Marisa Manley

Let's Shake On That

 

You can't force one person to pay another's debt, unless the promise to pay is in writing. Fair enough. But you have to be wary even here. Bone International Inc., for instance, had repaired John Brooks's trucks for a long time. Brooks incorporated his business as John C. Brooks Inc., notified all his suppliers that he was now a corporation, and started paying his debts with checks marked "John C. Brooks Inc." The crunch came two years later when Brooks refused to pay a $4,141.84 bill, claiming that Bone hadn't done its work properly. Bone International sued John Brooks personally. The company knew it had been doing business with Brooks's corporation, but it claimed that Brooks had promised he personally would pay his corporation's bills.

The judge wasn't interested. As far as the law is concerned, John C. Brooks Inc. is an entirely different entity from John Brooks.

When a handshake isn't enough, you often can get the kind of written protection you need without spending money on legal fees and without lengthy formal contracts.

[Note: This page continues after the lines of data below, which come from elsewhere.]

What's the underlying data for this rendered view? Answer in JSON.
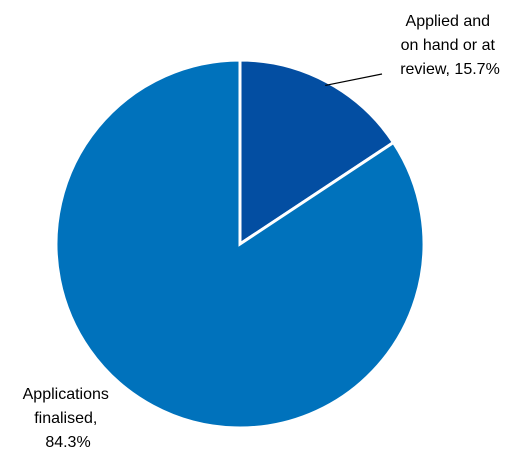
{
  "chart_data": {
    "type": "pie",
    "title": "",
    "categories": [
      "Applied and on hand or at review",
      "Applications finalised"
    ],
    "values": [
      15.7,
      84.3
    ],
    "unit": "%",
    "start_angle_deg": 0,
    "direction": "clockwise",
    "colors": [
      "#034ea2",
      "#0072bc"
    ],
    "slice_border_color": "#ffffff",
    "labels": [
      {
        "lines": [
          "Applied and",
          "on hand or at",
          "review, 15.7%"
        ],
        "leader_line": true
      },
      {
        "lines": [
          "Applications",
          "finalised,",
          "84.3%"
        ],
        "leader_line": false
      }
    ],
    "legend": "none"
  }
}
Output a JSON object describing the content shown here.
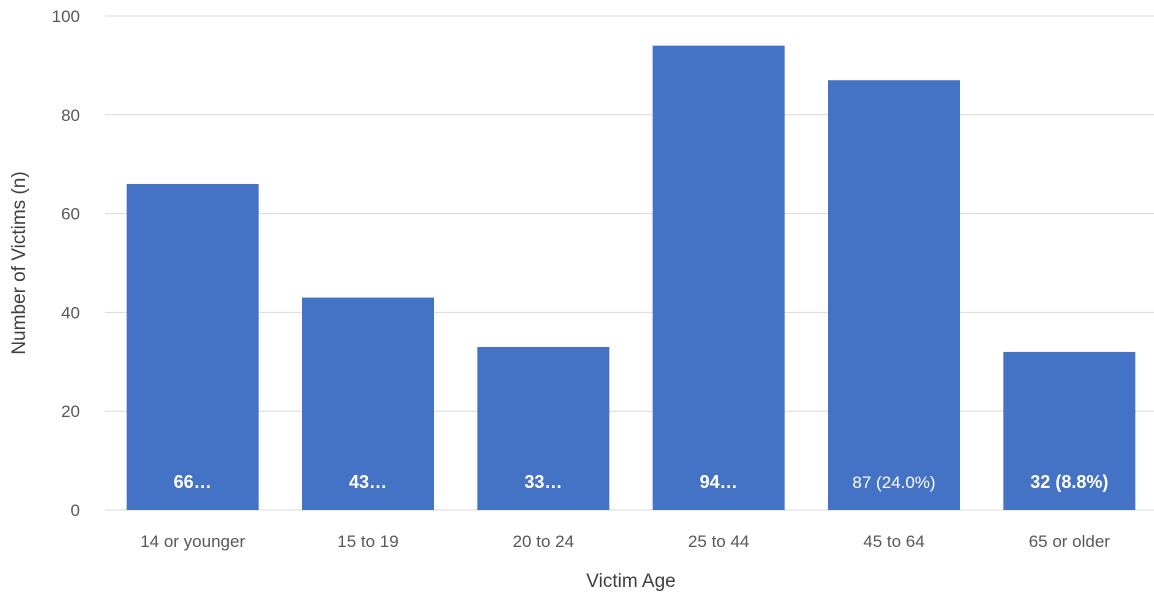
{
  "chart_data": {
    "type": "bar",
    "title": "",
    "xlabel": "Victim Age",
    "ylabel": "Number of Victims (n)",
    "ylim": [
      0,
      100
    ],
    "yticks": [
      0,
      20,
      40,
      60,
      80,
      100
    ],
    "categories": [
      "14 or younger",
      "15 to 19",
      "20 to 24",
      "25 to 44",
      "45 to 64",
      "65 or older"
    ],
    "values": [
      66,
      43,
      33,
      94,
      87,
      32
    ],
    "data_labels": [
      "66…",
      "43…",
      "33…",
      "94…",
      "87 (24.0%)",
      "32  (8.8%)"
    ],
    "data_label_bold": [
      true,
      true,
      true,
      true,
      false,
      true
    ],
    "grid": true,
    "legend": "none",
    "colors": {
      "bar": "#4472C4",
      "grid": "#D9D9D9",
      "label": "#FFFFFF"
    }
  }
}
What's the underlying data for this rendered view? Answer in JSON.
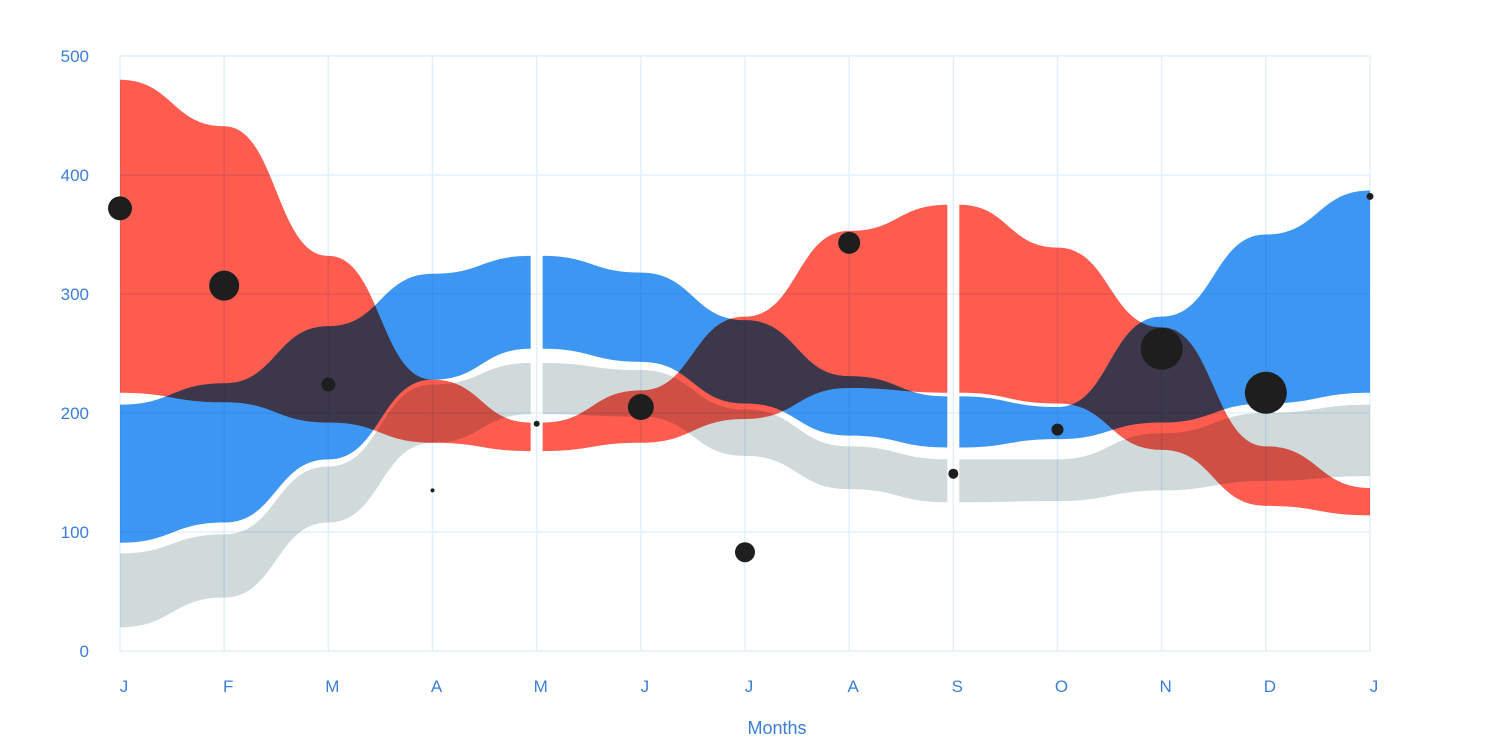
{
  "chart_data": {
    "type": "area",
    "subtype": "range-band-with-bubbles",
    "title": "",
    "xlabel": "Months",
    "ylabel": "",
    "ylim": [
      0,
      500
    ],
    "yticks": [
      "0",
      "100",
      "200",
      "300",
      "400",
      "500"
    ],
    "categories": [
      "J",
      "F",
      "M",
      "A",
      "M",
      "J",
      "J",
      "A",
      "S",
      "O",
      "N",
      "D",
      "J"
    ],
    "grid": true,
    "band_breaks_at_index": [
      4,
      8
    ],
    "series": [
      {
        "name": "grey band",
        "color": "#d0dada",
        "high": [
          82,
          98,
          155,
          224,
          242,
          236,
          203,
          172,
          161,
          161,
          183,
          200,
          207
        ],
        "low": [
          20,
          45,
          108,
          175,
          199,
          197,
          164,
          136,
          125,
          126,
          135,
          143,
          147
        ]
      },
      {
        "name": "blue band",
        "color": "#3d97f2",
        "high": [
          207,
          225,
          273,
          317,
          332,
          318,
          278,
          231,
          214,
          205,
          281,
          350,
          387
        ],
        "low": [
          91,
          108,
          161,
          228,
          254,
          243,
          208,
          181,
          171,
          178,
          192,
          208,
          217
        ]
      },
      {
        "name": "red band",
        "color": "#ff5c50",
        "high": [
          480,
          441,
          332,
          228,
          192,
          219,
          281,
          353,
          375,
          339,
          272,
          172,
          137
        ],
        "low": [
          217,
          209,
          192,
          175,
          168,
          175,
          195,
          221,
          217,
          208,
          169,
          122,
          114
        ]
      }
    ],
    "bubbles": {
      "color": "#1e1e1e",
      "values": [
        372,
        307,
        224,
        135,
        191,
        205,
        83,
        343,
        149,
        186,
        254,
        217,
        382
      ],
      "sizes": [
        12,
        15,
        7,
        2,
        3,
        13,
        10,
        11,
        5,
        6,
        21,
        21,
        3.5
      ]
    }
  }
}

A receipt, a note scribbled on the back of a check, a telegram, and in some cases even public records may be enough if they cover four essentials areas:

* Name all of the people involved in the transaction and the roles that they play. If you claim that someone has promised to sell you something, for example, a memo of the agreement must show both that the party promised to sell it and that the party promised to sell it specifically to you.

* Describe your transaction in detail. You can use abbreviations or trade jargon -- a formal description isn't necessary -- so long as the information is specific. A judge in Sangamon County, Ill., decided that a disputed contract signed by Alfreda Silvernail was not specific enough, because it described some property for sale to George McDaniel as "the house on R.R. 2 in which he now lives, plus two acres. . . ." Since Silvernail owned 40 acres surrounding the house, and the memo didn't give any indication how the 2 acres should be carved out, the agreement was scotched.

* Specify the value of your deal. While that seems obvious, it is easy to overlook critical details in a complicated transaction. In another property-sale dispute, this time in Michigan, Morris Farrington and his wife, Hazel, agreed in a memo to sell Charles Tucson and his wife, Jean, their farm for $50,000, and, in the same memo, agreed that the Tucsons could pay them in installments. The agreement wasn't binding, however, since it didn't specify the down payment required, when and how often the Tucsons had to make installments, or how much each installment had to be.

In the sale of goods, the price doesn't generally have to be explicitly stated in your memo, so long as anyone could figure it out from something like a published price list or market transactions. The danger of not being explicit, though, is that a jury may end up dictating the price at which you buy or sell.

* Get the signature of the person you're doing business with. The best proof that somebody owes you something is his or her signature on the contract. You can't make any assumptions without it, as Henry Dorman, chairman of the International Board of Industrial Advisors, sadly learned.

After negotiations were completed, Dorman wrote to Robert Cohen, of Hudson County News Co., confirming they had a five-year consulting contract that only Dorman could terminate. He asked Cohen in a second letter to let him know "if that is not our understanding." Six months later, when Cohen refused to pay Dorman, saying he didn't want his services anymore, Dorman sued and pointed to his two letters as evidence that Cohen had agreed to a five-year unbreakable contract. Since Cohen had never signed the second letter, the court ruled that whatever Dorman had understood about the contract, there was no evidence that Cohen shared the understanding. The two did not have an enforceable agreement.

Even if you have a lawyer-written, solid contract, you can't rest on your laurels entirely. If you are like a lot of other people, after you work out the terms and get everything in writing, you file your contract and forget it. But, alas, an outdated contract is about as valid as no contract at all. Just ask business broker E. Ray Koontz.

Koontz's business was retained by Kevin Keane, president of Astronics Corp., in Erie County, N.Y., who was looking for an acquisition. Their written contract of June 1975 specified that if Astronics bought one of Koontz's candidates within a year, Astronics would pay E. R. Koontz & Associates a commission. Koontz proposed United Business Equipment Corp., which negotiated with Astronics for seven months before the deal fell through. In February 1977, Keane and Koontz met again to discuss United Business, and Keane allegedly asked Koontz to get negotiations rolling again. If United Business would accept a lower down payment, he said, they could probably make a deal. Koontz then met with United Business's officers and president several times, and seven months later, Astronics bought United Business. Keane refused to pay Koontz, however, since the contract had expired. Koontz sued for his $71,540 commission, but the courts won't enforce an expired contract.

The outdated contract is not alone in giving a false sense of security. If you have a perfectly valid contract, but agree with a customer, client, or vendor that the contract should be modified, put that in writing as well. If the law requires you to have a written contract for an agreement to be enforceable, any extensions or modifications of that agreement must also be in writing. Otherwise, the courts could care less.